Are Incestuous Relationships Criminal?

Oh, ho! The most important question that has plagued humanity since the beginning of time…

Not really, but it’s an interesting question nonetheless, one that has been recently discussed in a Facebook group I’m in among friends I’ve known for years.

The headline that started this particular discussion, “North Carolina father and biological daughter charged with incest after having baby“, and the relevant parts of the story:

A North Carolina man and his biological daughter were arrested on incest charges after authorities learned they had a child together and lived as a “married” couple, according to local reports.

Steven Pladl, 42, and Katie Pladl, 20, who lived in Knightdale, N.C., were arrested on Jan. 27, according to WNCN-TV. Both were charged with incest, adultery, and contributing to delinquency.

According to the station, Steven and his then-wife had Katie in 1998 and she was adopted out-of-state. Several years ago, Katie reportedly used social media to reach out to her biological parents and moved into the home they lived in with their two children near Richmond, Va., in August 2016.

In November 2016, Steven and his wife legally separated, and his wife later told authorities that her husband slept in Katie’s room on the floor the month before she moved out.

Steven’s former wife told authorities that she did not know Katie and her then-husband were involved in a sexual relationship, until she read one of their children’s diary entries in May.

The woman told WTVR-TV that she found a drawing of Katie pregnant and her child wrote that her father told her to refer to Katie as her step-mom.

The woman told authorities that she confronted Steven about the relationship and he said he was the father and the pair planned to marry.

Daughter who was adopted away sought her parents, and later started a sexual relationship with her biological father, got married, had a baby.
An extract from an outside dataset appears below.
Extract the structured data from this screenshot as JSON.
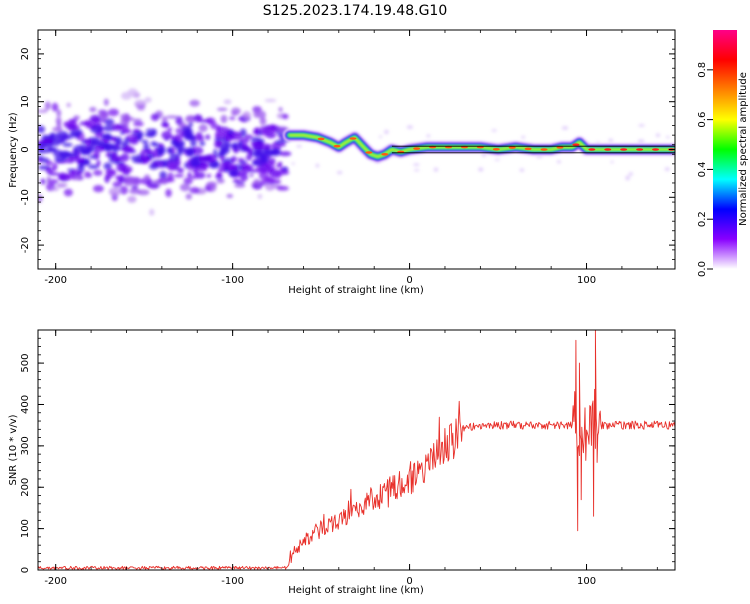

Was a crime committed?

I don’t see how but I am not a lawyer. I was even thinking I could contact Caldwell & Kearns PC. I guess criminal deffense attorneys should know better. Everyone were adults, and nobody was defrauded, kidnapped, or raped. The issue in most people’s’ minds regarding incest is the health of offspring. I’ve never looked for the research, but it makes superficial sense that children born to such closely genetic-related people should have abnormalities.

The general consensus seems to be that intentionally creating a child with major health problems is a crime against the child as they will have to deal with these their entire lives, which quite probably will be cut short.

Is creating a child with abnormalities and other major health problems a crime in the libertarian sense? Remember, a crime is any action that hurts another person or their property. Is that what’s happening with incestually produced children?

It’s hard for me to say that it is. Typically, a crime requires a previous state. How else are we to know when something’s been taken, or someone’s been damaged? We must know how things were before the crime in order to know how things are after the crime, methinks.

In the case of a child being born with problems, there was no previous state. Unlike a mother who drinks too much alcohol or smokes too many cigarettes after the conception of her baby, leading to abnormalities, in the case of incestual intercourse, the baby is as it always was. It just so happened that it’s DNA was mixed in such a way as to give it abnormalities or other major health problems. The previous state was total non-existence, and the current state remains unaltered.

As it stands, consensual incest is not a crime in the libertarian sense, nor is the production of offspring with genetic issues by incestuous means. If we are to categorize it as such, then shouldn’t we also categorize non-incestuous babies with genetic issues as owed restitution? Accidents are no excuse to making other people we damage whole, after all. What other implications are there, I wonder?